Amendments to this UK Addendum

  1. The Parties may agree to change Clauses 17 and/or 18 of the Addendum EU SCCs to refer to the laws and/or courts of Scotland or Northern Ireland.
  2. If the Parties wish to change the format of the information included in Part 1: Tables of the Approved UK Addendum, they may do so by agreeing to the change in writing, provided that the change does not reduce the Appropriate Safeguards.
  3. From time to time, the ICO may issue a revised Approved UK Addendum which:
    a. makes reasonable and proportionate changes to the Approved UK Addendum, including correcting errors in the Approved UK Addendum; and/or
    b. reflects changes to UK Data Protection Laws;
    The revised Approved UK Addendum will specify the start date from which the changes to the Approved UK Addendum are effective and whether the Parties need to review this UK Addendum including the Appendix Information.

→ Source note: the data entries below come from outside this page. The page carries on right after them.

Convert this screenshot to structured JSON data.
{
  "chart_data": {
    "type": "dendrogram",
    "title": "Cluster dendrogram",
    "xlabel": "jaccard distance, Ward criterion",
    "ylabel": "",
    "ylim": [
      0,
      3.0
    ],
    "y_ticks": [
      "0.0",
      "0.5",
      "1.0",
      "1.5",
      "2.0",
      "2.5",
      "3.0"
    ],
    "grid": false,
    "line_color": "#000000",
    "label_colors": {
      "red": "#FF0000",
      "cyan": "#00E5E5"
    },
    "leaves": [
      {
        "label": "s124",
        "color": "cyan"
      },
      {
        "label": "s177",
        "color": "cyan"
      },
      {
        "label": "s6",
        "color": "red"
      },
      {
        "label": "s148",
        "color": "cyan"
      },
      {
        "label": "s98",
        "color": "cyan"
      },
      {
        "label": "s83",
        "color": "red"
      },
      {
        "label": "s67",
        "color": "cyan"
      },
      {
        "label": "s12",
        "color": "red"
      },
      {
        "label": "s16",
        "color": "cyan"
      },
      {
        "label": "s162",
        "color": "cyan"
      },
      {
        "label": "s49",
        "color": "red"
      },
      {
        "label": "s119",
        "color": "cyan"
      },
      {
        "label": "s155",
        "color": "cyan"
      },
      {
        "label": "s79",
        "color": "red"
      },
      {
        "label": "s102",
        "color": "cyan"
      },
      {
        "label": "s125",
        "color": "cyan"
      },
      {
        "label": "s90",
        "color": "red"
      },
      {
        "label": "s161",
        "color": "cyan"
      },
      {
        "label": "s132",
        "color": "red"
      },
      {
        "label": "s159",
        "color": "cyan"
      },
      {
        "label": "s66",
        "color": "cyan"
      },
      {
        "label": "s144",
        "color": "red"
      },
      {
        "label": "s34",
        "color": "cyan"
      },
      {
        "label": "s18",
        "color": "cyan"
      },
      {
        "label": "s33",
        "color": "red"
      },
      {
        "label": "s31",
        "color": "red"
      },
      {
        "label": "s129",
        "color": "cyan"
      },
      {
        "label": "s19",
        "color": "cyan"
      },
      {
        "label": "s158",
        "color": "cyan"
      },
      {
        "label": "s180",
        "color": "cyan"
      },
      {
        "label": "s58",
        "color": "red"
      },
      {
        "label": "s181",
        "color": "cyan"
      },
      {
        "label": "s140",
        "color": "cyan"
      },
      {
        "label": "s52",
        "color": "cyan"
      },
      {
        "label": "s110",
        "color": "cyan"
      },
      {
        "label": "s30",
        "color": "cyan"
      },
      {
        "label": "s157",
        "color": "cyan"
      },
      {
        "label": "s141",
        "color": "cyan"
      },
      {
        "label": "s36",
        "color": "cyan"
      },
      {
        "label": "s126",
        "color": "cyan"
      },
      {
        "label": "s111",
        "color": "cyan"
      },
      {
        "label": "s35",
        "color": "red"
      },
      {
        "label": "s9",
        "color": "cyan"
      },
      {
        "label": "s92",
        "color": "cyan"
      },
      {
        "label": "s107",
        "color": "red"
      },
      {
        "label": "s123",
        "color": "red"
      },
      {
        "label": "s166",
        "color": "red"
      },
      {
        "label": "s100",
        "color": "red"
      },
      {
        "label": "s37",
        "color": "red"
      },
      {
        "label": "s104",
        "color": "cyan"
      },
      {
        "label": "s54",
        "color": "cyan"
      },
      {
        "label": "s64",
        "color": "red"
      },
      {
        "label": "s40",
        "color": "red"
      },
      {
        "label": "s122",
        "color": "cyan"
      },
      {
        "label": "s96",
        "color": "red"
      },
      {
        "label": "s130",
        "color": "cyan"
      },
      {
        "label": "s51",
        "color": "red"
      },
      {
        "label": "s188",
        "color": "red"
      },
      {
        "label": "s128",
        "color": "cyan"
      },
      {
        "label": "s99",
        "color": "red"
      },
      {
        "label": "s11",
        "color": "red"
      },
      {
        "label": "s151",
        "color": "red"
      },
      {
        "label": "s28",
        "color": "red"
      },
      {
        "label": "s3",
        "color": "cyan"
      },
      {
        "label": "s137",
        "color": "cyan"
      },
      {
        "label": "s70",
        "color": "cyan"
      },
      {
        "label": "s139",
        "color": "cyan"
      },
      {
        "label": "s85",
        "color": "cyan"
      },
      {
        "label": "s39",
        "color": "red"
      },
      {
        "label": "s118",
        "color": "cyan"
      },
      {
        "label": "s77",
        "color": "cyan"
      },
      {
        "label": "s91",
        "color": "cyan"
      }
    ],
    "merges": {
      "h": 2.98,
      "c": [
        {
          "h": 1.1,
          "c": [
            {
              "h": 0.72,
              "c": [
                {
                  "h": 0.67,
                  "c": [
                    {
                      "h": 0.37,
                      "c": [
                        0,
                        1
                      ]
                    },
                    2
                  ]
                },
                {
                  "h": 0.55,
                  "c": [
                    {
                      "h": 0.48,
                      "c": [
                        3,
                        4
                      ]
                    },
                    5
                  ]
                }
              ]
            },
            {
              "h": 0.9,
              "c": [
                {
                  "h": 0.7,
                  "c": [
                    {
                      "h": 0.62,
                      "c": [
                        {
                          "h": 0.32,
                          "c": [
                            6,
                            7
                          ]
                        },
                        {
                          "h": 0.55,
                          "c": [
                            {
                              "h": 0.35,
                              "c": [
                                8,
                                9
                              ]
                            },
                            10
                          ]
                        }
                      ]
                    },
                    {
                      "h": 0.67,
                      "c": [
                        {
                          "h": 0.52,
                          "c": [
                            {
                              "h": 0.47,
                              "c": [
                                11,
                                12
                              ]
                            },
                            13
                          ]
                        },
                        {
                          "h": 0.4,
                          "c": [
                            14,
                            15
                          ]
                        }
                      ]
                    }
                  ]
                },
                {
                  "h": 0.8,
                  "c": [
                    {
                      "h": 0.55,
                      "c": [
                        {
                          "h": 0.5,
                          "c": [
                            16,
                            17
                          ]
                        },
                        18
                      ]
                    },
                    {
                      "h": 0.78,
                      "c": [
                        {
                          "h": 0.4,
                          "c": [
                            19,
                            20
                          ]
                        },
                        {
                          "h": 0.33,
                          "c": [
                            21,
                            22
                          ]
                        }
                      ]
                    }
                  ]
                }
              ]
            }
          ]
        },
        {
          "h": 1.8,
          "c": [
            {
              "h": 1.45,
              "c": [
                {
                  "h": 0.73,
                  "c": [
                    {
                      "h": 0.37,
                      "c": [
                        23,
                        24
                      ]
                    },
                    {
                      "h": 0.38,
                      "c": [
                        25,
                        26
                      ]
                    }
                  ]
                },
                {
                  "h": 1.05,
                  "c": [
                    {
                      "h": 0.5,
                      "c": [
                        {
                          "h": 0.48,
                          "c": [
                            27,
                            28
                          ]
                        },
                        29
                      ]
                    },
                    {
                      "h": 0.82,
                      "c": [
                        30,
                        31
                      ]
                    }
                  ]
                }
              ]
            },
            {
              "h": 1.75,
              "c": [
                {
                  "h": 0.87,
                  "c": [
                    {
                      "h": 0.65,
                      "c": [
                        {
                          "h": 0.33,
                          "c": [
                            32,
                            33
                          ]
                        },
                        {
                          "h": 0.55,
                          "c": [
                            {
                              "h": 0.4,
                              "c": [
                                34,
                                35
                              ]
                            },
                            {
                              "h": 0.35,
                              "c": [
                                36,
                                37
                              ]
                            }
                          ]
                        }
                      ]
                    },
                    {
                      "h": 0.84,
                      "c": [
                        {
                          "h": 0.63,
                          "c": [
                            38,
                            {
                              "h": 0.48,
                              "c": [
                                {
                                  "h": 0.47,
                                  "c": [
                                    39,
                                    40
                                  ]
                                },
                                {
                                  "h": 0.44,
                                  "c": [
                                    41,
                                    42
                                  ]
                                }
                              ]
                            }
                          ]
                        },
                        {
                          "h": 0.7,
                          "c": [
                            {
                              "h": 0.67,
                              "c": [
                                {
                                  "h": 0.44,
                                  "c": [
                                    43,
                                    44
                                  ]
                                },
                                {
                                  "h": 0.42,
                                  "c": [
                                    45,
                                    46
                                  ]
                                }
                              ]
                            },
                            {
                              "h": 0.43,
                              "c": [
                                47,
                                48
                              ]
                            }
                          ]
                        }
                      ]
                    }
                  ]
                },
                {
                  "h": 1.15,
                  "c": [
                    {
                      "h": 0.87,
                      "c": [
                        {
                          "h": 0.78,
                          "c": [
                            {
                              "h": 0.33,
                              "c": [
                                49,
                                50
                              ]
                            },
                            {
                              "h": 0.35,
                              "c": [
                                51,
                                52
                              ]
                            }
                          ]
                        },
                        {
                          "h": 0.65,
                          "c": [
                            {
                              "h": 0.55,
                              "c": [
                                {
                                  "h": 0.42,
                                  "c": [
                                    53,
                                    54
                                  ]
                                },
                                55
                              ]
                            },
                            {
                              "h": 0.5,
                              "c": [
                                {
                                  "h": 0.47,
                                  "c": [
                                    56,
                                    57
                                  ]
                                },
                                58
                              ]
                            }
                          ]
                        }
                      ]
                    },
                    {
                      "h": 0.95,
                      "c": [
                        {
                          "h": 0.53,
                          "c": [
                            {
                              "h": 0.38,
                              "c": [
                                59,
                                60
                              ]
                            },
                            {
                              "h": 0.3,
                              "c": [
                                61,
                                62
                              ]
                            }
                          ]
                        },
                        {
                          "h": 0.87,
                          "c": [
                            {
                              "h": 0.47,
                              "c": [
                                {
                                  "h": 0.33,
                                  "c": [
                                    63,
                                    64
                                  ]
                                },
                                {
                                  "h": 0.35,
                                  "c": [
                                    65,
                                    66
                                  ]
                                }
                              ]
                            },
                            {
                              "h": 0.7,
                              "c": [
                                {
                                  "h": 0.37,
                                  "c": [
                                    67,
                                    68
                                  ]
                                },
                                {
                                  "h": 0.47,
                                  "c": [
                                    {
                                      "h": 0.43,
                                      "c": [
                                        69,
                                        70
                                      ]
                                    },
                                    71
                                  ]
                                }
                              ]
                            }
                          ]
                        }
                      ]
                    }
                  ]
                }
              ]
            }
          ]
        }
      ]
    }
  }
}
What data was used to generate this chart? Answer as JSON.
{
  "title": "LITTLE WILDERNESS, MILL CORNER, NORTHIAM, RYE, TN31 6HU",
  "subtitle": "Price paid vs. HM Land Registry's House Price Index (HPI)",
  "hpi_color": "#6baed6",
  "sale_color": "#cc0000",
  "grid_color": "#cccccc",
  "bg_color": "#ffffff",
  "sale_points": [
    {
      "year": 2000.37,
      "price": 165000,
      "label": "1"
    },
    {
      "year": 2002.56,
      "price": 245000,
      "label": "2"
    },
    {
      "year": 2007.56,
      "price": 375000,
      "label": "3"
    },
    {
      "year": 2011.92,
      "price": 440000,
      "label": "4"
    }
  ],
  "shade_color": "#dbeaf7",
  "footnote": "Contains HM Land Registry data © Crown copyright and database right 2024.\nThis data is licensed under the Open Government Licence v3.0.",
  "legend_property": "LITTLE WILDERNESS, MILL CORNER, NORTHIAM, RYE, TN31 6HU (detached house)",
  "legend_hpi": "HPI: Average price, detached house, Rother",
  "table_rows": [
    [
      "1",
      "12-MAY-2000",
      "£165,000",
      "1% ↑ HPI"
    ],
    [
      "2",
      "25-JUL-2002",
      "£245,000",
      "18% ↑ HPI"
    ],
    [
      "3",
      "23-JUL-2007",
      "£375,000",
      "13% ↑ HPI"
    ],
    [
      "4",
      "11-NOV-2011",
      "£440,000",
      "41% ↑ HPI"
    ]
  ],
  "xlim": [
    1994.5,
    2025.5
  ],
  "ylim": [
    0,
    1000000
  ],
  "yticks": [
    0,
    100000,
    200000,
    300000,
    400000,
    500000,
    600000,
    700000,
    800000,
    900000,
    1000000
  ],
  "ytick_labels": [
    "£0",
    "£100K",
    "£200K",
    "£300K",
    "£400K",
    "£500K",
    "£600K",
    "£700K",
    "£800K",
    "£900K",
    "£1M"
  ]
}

This UK Addendum is automatically amended as set out in the revised Approved UK Addendum from the start date specified.
  4. If the ICO issues a revised Approved UK Addendum under Section ‎18, if any Party selected in Table 4 “Ending the UK Addendum when the Approved UK Addendum changes”, will as a direct result of the changes in the Approved UK Addendum have a substantial, disproportionate and demonstrable increase in:
    a. its direct costs of performing its obligations under the UK Addendum; and/or
    b. its risk under the UK Addendum,
    and in either case it has first taken reasonable steps to reduce those costs or risks so that it is not substantial and disproportionate, then that Party may end this UK Addendum at the end of a reasonable notice period, by providing written notice for that period to the other Party before the start date of the revised Approved UK Addendum.
  5. The Parties do not need the consent of any third party to make changes to this UK Addendum, but any changes must be made in accordance with its terms.

Alternative Part 2 Mandatory Clauses:

Mandatory ClausesPart 2: Mandatory Clauses of the Approved UK Addendum, being the template Addendum B.1.0 issued by the ICO and laid before Parliament in accordance with s119A of the Data Protection Act 2018 on 2 February 2022, as it is revised under Section ‎‎18 of those Mandatory Clauses.